The EUR/USD on the daily chart has been going sideways for 3 weeks at major resistance. Every trading range has both a reasonable buy and sell signal. This one has a double top and a double bottom bull flag.
A trading range is a Breakout Mode pattern. That means there is a 50% chance of a breakout and measured move in either direction. Furthermore, there is a 50% chance that the 1st breakout in either direction will fail.
If there is a successful bear breakout, traders will look to buy a pullback to support. That is around the June 10 breakout point or the June 19 higher low.
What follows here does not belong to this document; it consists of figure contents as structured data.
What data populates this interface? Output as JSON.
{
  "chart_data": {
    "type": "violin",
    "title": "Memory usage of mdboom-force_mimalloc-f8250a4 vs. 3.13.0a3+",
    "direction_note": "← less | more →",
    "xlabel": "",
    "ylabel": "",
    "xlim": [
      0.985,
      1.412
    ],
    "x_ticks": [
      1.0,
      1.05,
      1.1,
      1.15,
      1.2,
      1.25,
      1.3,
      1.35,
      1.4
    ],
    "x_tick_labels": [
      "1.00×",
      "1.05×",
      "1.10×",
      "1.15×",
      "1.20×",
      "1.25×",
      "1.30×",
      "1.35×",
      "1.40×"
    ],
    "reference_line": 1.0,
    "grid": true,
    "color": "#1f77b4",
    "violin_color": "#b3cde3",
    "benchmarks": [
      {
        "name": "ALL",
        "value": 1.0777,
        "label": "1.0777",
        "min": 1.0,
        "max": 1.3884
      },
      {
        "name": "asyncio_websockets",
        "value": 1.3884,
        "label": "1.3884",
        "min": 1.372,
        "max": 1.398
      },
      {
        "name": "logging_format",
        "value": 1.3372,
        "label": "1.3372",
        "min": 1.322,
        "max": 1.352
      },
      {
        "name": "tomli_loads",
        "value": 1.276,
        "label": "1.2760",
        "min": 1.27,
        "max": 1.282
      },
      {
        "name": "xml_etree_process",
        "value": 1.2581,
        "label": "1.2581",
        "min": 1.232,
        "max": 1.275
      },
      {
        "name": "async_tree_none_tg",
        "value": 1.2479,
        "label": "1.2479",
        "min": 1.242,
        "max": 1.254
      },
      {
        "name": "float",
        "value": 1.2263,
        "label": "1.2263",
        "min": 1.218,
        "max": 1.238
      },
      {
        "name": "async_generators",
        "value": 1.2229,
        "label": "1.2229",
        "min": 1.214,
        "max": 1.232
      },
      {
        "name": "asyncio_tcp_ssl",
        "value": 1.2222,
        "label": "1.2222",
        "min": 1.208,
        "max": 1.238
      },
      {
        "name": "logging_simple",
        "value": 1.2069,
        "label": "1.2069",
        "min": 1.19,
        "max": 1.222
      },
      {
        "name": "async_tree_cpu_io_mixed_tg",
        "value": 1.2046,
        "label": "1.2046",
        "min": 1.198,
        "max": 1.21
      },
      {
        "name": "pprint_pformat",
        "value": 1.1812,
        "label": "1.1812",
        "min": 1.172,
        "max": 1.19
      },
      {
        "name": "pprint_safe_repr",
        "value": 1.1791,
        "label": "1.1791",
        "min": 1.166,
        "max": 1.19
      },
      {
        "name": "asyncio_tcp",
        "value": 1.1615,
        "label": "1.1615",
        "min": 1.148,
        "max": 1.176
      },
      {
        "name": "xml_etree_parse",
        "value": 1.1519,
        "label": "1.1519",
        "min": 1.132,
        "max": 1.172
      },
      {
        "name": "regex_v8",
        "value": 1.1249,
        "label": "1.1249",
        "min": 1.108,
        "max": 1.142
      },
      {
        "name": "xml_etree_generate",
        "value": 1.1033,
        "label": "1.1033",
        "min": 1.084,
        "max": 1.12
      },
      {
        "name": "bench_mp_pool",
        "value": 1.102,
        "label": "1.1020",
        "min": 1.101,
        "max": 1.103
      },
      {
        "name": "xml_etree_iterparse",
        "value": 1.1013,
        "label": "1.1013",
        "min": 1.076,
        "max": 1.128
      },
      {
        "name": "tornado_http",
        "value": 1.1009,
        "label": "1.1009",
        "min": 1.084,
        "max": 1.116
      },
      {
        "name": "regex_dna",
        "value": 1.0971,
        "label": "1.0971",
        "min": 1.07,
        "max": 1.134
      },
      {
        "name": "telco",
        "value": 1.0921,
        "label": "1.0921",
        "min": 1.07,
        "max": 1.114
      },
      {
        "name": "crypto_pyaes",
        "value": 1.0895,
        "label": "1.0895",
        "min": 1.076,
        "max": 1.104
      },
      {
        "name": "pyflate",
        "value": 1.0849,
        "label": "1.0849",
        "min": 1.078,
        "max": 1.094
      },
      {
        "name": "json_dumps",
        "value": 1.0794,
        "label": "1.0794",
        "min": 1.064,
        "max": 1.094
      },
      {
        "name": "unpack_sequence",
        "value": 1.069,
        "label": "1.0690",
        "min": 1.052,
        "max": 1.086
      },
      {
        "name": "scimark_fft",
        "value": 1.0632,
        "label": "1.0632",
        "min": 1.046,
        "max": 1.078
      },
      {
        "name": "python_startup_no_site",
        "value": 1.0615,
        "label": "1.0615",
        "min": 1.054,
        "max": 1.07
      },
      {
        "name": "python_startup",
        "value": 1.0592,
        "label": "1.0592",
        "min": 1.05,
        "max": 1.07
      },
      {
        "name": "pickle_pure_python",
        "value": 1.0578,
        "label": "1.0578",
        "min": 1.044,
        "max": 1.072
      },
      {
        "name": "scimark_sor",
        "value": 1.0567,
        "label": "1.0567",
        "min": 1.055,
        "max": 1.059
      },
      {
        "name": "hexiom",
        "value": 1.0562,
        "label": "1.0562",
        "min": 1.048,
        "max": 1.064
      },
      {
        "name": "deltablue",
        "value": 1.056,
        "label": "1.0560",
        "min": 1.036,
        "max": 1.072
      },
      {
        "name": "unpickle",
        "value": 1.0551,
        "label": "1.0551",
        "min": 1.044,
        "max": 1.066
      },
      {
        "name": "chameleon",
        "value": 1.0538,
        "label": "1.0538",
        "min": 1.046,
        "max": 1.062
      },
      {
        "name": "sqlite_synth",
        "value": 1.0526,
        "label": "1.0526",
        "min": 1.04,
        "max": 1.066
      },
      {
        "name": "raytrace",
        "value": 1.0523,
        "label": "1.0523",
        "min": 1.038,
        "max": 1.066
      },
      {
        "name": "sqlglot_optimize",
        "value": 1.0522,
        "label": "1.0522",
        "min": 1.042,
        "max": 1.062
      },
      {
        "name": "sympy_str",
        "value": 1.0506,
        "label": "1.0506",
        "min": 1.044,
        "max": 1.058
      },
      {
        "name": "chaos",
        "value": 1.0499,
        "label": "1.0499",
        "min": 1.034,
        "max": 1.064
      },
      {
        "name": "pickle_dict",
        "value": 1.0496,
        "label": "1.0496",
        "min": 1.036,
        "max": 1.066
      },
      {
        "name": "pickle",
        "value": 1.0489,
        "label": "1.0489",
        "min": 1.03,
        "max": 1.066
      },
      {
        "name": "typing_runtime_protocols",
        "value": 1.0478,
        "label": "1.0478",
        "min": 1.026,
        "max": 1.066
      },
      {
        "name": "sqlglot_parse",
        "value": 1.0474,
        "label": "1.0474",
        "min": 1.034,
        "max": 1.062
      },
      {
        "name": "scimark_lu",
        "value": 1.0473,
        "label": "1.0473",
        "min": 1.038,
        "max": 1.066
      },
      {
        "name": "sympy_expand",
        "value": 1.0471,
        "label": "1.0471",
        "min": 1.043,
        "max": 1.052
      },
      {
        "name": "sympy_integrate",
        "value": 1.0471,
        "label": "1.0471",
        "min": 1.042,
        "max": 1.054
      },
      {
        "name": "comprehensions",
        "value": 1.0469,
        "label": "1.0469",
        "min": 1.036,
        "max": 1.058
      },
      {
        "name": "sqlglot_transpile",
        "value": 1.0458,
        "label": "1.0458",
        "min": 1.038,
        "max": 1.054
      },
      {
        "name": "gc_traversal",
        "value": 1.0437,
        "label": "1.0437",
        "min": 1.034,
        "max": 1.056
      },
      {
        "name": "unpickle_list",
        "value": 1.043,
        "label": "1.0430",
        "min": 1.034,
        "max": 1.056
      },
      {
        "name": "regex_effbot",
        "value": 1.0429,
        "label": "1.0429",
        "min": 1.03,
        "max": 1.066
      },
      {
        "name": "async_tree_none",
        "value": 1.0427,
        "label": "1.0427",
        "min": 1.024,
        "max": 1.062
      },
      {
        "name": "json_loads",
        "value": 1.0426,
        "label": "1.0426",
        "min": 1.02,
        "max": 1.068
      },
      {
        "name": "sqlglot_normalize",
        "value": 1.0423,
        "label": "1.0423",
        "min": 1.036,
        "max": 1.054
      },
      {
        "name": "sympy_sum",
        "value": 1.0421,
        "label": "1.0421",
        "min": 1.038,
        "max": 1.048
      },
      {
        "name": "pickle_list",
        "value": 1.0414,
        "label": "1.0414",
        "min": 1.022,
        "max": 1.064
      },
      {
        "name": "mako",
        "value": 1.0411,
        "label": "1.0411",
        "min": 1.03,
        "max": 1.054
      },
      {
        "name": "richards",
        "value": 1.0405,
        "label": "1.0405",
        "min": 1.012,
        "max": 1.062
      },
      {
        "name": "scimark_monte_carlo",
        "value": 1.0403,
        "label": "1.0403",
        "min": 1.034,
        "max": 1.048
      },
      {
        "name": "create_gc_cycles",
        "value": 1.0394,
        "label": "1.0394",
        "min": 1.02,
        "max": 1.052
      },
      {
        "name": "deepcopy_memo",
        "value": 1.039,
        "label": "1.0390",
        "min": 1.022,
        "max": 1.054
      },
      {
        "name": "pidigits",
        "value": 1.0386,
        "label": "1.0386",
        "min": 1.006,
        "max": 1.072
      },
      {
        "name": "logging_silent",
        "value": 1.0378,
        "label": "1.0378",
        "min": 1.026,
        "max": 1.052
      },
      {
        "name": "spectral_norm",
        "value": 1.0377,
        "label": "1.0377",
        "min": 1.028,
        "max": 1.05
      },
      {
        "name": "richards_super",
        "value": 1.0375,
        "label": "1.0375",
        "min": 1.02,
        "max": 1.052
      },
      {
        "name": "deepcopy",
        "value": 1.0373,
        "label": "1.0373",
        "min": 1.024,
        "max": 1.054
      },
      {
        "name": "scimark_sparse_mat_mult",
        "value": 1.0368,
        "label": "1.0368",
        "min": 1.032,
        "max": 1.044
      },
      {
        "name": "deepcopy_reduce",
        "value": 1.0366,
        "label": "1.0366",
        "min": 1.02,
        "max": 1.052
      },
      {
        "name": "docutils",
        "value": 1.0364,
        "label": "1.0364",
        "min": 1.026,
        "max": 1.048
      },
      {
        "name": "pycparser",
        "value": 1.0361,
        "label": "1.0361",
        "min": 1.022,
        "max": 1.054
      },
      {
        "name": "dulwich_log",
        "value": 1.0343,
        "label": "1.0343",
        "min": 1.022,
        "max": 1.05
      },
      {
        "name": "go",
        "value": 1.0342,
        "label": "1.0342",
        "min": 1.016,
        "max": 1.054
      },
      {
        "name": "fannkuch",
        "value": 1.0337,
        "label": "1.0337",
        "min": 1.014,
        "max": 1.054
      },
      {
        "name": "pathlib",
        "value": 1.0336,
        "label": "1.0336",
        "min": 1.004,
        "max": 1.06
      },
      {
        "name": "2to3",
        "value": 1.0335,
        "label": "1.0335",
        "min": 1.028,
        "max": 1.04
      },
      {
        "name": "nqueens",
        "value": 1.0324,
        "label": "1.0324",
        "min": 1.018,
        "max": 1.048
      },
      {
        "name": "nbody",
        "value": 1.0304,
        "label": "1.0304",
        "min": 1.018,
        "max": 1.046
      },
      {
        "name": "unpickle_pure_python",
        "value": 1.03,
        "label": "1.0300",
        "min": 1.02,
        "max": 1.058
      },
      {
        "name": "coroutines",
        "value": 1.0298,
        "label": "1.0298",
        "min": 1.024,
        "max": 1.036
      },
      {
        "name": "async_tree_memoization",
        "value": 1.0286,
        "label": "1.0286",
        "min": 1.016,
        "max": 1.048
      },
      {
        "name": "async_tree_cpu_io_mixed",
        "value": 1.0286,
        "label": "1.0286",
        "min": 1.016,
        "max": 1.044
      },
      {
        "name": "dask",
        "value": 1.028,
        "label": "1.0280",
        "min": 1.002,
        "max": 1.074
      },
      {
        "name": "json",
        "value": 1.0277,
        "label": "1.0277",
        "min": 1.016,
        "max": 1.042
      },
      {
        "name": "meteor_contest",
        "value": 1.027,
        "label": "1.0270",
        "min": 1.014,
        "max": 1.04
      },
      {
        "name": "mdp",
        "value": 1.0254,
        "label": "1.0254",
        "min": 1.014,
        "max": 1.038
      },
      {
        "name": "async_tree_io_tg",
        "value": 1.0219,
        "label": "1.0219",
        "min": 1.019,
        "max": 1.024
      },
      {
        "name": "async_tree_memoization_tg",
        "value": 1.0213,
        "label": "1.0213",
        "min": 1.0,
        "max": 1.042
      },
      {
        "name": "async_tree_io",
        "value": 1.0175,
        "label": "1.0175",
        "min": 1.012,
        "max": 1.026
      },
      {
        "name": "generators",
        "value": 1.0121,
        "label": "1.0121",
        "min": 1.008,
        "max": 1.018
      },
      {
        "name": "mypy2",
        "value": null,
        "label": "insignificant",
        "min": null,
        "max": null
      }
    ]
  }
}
If there is a successful bull breakout, the rally will probably reverse after a week or two and begin a pullback to test the June 10 high. This is because a trading range in a buy climax is typically the Final Bull Flag. Traders expect the breakout to be brief and reverse down at least to the bottom of the flag.
Overnight EUR/USD Forex trading
The 5 minute chart of the EUR/USD Forex market sold off to below yesterday’s low and then reversed up. The day’s range so far is small and the rally has not been especially strong. But it is coming from the bottom of a 3 week trading range. When a market is in a trading range, traders like to buy.
So far, day traders are mostly buying. Once the rally evolves into a trading range, some will look to sell reversals down for scalps.
The bulls want a reliable buy signal bar on the daily chart. They will, therefore, try to get today to close near its high.
The bears want the opposite. But after a reversal up from the bottom of a 3 week trading range in a bull trend, the best they will probably be able to get today is a close in the middle of the range. The odds favor the bulls today.